Accused of torturing prisoners and killing at least one Syrian regime dissident

ADFE0728 9423 4F21 A80E 61B22DEA654F Germany, Accused, Syros, PRISONS

Alaa M. is accused of torturing prisoners and killing at least one dissident of the regime of Syrian President Bashar al-Assad: this Syrian doctor, who also practiced in Germany, is on trial in a Frankfurt court for crimes against humanity from today.

He was arrested in June 2020 in Essi and is accused of 18 incidents of torturing dissidents and the murder of a prisoner.

For all these charges the federal prosecutor accuses him of "crimes against humanity", based on the principle of universal jurisdiction. Using this principle, which allows a country to extradite perpetrators of serious crimes regardless of nationality and where they were committed, Germany last week sentenced a former Syrian army colonel to life in prison.

Alaa M., who denies the charges against him, allegedly committed these crimes in two military hospitals in Homs and Damascus. His actions demonstrate, according to opponents of the Assad regime, the use of these hospitals as part of the suppression of the rebellion.

He is on trial at the district court in Frankfurt and faces a life sentence.

The doctor also worked in a Syrian Army Intelligence prison from April 2011 to the end of 2012 in Homs, a Syrian opposition stronghold.

"New method" of torture

After hitting a prisoner with a globe, the doctor then "injected him with a lethal substance (...) from which he died within a few minutes," according to the Karlsruhe prosecutor's office.

The doctor allegedly gave this injection "to prove his power and to suppress the rebellion of part of the Syrian people", the indictment states.

The doctor is also alleged to have poured alcohol on a teenager's genitals and then set him on fire in the emergency room of the Homs military hospital during the summer of 2011, the year the Syrian uprising broke out. He then declared to his colleagues that he had discovered "a new method" of torture.
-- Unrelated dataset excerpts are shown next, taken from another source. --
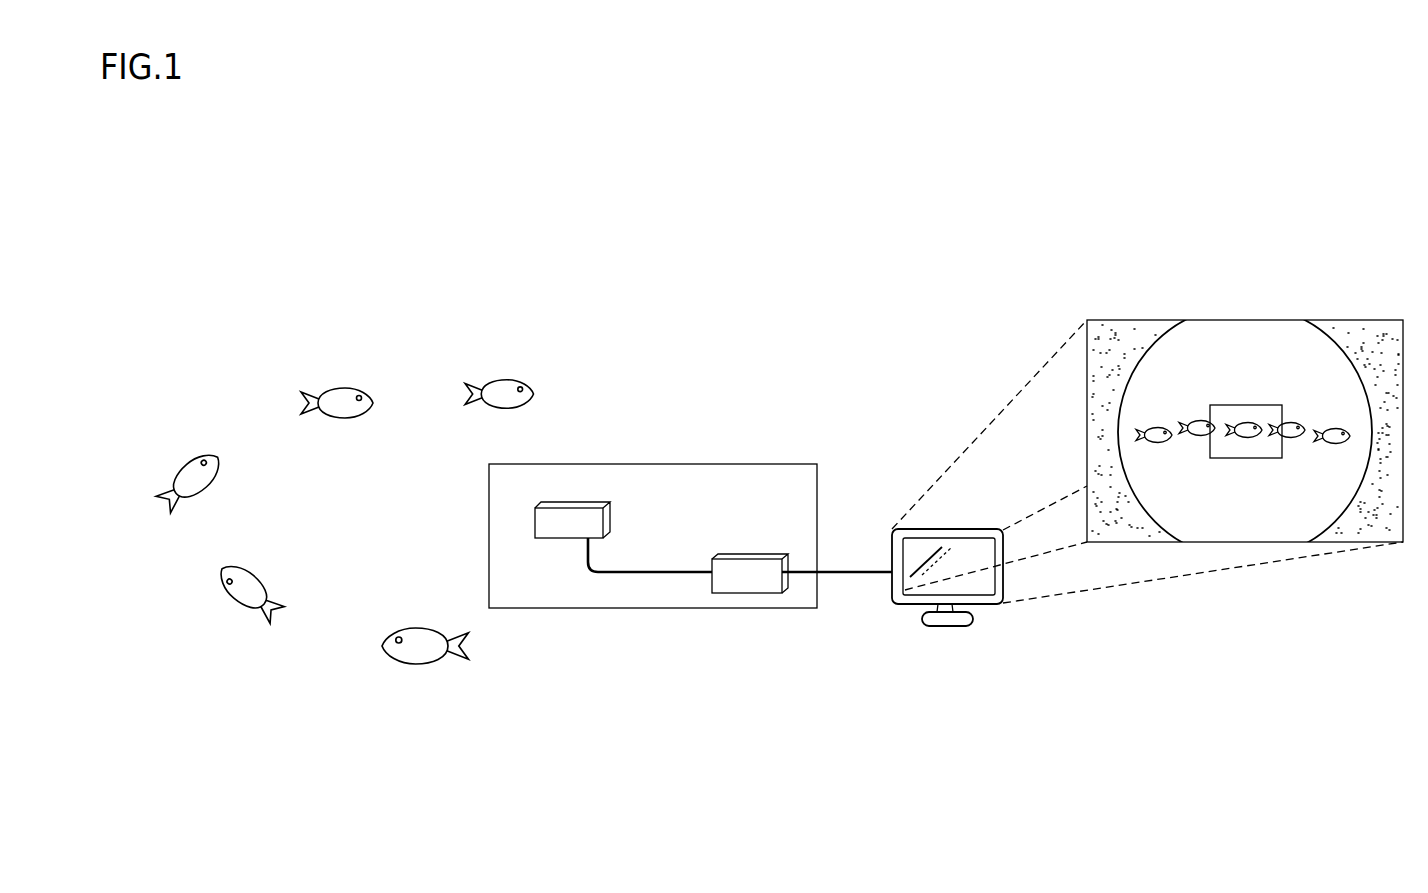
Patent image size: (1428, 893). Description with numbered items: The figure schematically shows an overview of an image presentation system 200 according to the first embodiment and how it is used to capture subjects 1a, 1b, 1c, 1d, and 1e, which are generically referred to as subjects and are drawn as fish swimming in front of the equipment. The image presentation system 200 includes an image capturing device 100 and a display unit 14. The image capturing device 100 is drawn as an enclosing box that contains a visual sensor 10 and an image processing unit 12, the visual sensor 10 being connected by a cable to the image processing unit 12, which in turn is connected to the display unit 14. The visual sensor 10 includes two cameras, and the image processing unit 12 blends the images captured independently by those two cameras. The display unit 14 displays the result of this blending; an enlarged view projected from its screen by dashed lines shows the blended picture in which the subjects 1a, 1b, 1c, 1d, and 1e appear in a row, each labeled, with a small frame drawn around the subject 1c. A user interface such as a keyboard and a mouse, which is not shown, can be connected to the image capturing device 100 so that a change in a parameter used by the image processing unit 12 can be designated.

The subject 1a is at (418, 664).
The subject 1b is at (236, 608).
The subject 1c is at (190, 458).
The subject 1d is at (343, 388).
The subject 1e is at (500, 380).
The visual sensor 10 is at (611, 512).
The image processing unit 12 is at (757, 553).
The display unit 14 is at (975, 528).
The image capturing device 100 is at (802, 464).
The image presentation system 200 is at (602, 732).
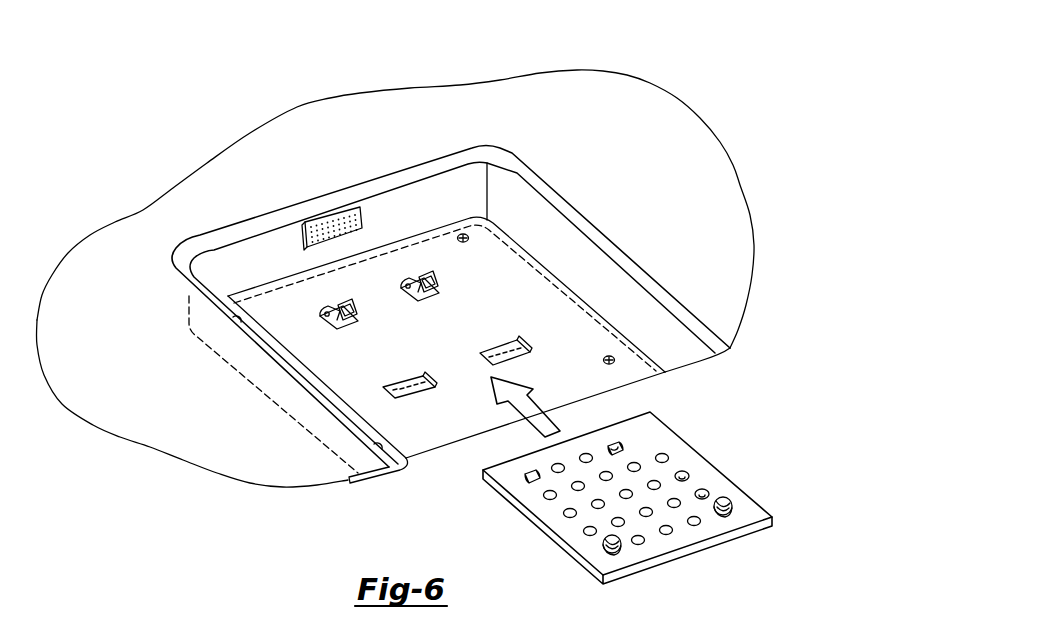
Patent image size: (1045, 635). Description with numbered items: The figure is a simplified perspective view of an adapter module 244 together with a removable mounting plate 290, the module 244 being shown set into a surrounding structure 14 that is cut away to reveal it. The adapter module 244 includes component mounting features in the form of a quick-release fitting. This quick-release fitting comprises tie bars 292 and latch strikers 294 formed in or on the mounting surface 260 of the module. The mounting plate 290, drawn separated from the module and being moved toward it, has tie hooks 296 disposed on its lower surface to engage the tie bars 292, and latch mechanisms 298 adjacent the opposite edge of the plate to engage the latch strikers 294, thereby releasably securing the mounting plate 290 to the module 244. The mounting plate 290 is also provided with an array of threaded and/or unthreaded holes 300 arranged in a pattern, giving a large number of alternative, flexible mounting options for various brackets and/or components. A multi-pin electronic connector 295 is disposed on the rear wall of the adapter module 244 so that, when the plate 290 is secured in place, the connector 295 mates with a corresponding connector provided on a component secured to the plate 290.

The vehicle body / door trim panel 14 is at (642, 97).
The adapter module 244 is at (250, 337).
The mounting surface 260 is at (503, 318).
The mounting plate 290 is at (693, 452).
The tie bars 292 is at (333, 307).
The latch strikers 294 is at (416, 396).
The multi-pin electronic connector 295 is at (361, 219).
The tie hooks 296 is at (623, 445).
The latch mechanisms 298 is at (733, 508).
The holes 300 is at (690, 474).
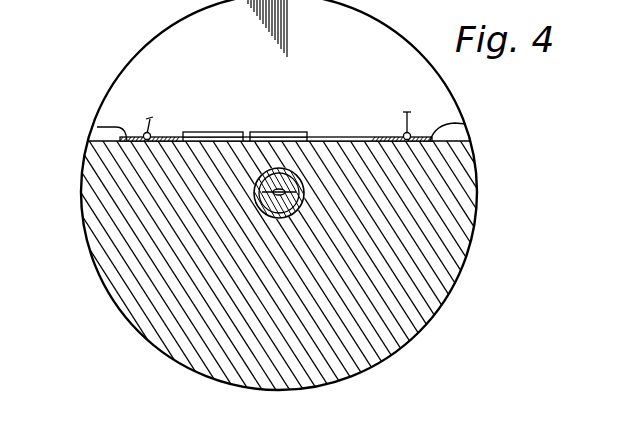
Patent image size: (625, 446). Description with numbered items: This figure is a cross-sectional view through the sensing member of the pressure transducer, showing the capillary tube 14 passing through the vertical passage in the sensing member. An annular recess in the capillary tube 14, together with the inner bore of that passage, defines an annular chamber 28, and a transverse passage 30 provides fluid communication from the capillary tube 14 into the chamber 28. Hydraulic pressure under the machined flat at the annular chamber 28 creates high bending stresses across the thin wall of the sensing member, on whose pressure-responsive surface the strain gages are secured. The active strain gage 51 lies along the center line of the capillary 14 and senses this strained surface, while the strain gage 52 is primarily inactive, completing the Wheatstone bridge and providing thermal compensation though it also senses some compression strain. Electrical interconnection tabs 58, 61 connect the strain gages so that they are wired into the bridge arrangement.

The capillary tube 14 is at (303, 180).
The annular chamber 28 is at (257, 203).
The transverse passage 30 is at (300, 216).
The active strain gage 51 is at (278, 131).
The strain gage 52 is at (224, 131).
The electrical interconnection tab 58 is at (97, 127).
The electrical interconnection tab 61 is at (466, 124).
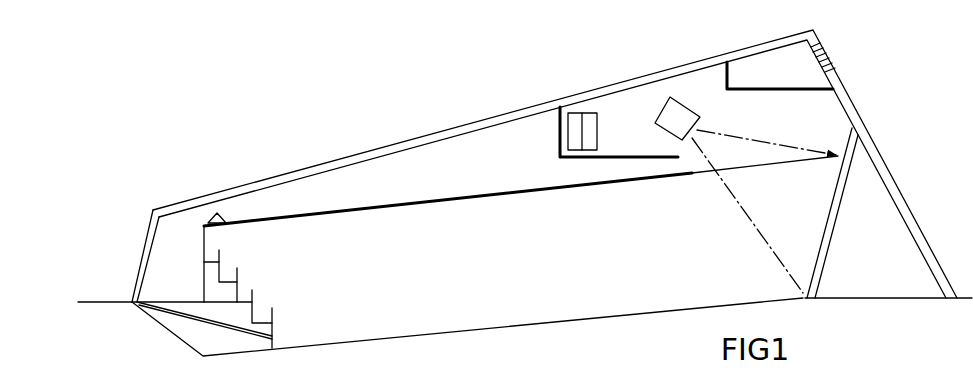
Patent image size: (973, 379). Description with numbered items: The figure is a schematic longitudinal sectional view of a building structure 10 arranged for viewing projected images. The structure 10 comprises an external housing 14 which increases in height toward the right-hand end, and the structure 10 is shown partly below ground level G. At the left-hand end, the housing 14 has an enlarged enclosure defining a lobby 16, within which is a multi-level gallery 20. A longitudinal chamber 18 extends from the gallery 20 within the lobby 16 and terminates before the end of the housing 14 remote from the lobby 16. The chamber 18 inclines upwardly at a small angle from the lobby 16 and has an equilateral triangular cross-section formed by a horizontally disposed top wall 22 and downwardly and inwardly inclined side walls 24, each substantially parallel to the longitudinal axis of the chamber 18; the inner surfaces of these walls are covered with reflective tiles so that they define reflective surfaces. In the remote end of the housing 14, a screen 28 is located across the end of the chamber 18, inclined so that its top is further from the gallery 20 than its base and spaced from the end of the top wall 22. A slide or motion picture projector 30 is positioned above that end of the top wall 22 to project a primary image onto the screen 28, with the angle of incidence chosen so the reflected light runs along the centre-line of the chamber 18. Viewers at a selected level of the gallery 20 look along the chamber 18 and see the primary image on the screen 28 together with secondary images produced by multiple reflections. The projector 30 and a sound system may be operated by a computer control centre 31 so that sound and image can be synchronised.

The structure 10 is at (487, 98).
The external housing 14 is at (640, 78).
The lobby 16 is at (165, 302).
The longitudinal chamber 18 is at (440, 222).
The multi-level gallery 20 is at (242, 285).
The top wall 22 is at (348, 212).
The side walls 24 is at (597, 275).
The screen 28 is at (831, 238).
The projector 30 is at (678, 114).
The computer control centre 31 is at (588, 123).
The ground level G is at (97, 302).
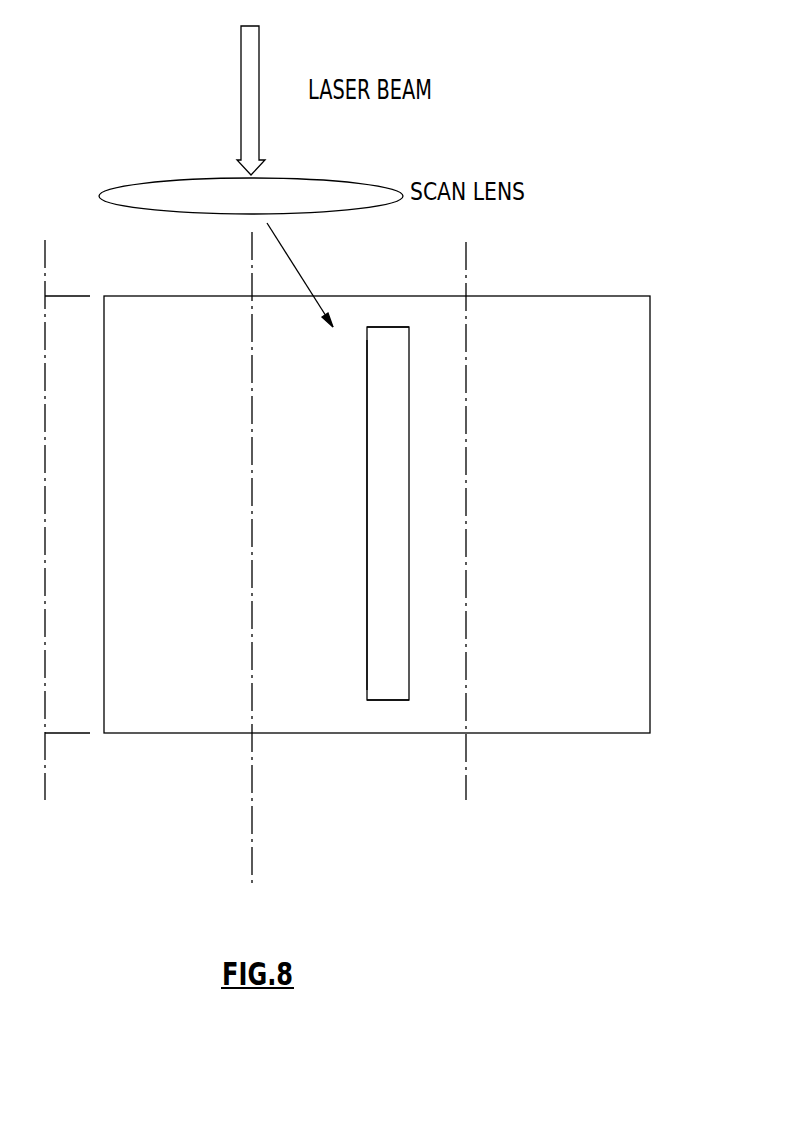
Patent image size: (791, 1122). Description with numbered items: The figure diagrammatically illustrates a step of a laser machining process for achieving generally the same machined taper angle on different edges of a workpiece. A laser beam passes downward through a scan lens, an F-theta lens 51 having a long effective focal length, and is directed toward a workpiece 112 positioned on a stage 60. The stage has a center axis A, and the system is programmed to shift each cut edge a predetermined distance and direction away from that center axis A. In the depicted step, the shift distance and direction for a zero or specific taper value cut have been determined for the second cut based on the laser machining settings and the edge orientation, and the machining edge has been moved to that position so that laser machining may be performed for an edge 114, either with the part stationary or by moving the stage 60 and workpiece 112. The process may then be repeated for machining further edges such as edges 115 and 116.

The dissidents he tortured suffered blows to the head, chest, genitals, wounds. The doctor also allegedly reattached a broken bone without anaesthetic, poured alcohol-based antiseptic on the wound before setting it on fire, according to evidence gathered by the German judiciary.

The doctor left Syria in 2015 to move to Germany thanks to visas provided by Berlin to Syrians in professions in which there was a shortage of staff, such as doctors. Alaa M. He was an orthopedic surgeon and worked in several hospitals in Germany before he was recognized by Syrian refugees.

When he was arrested in June 2020, he was working at a rehabilitation clinic in Bad Wildungen, a hot spring resort in Hessen. His colleagues were unaware of his past.

Prosecutors in Karlsruhe consider Alaa M. an ardent supporter of Assad, who treated dissidents as "cockroaches" and participated "without inhibitions" in their suppression.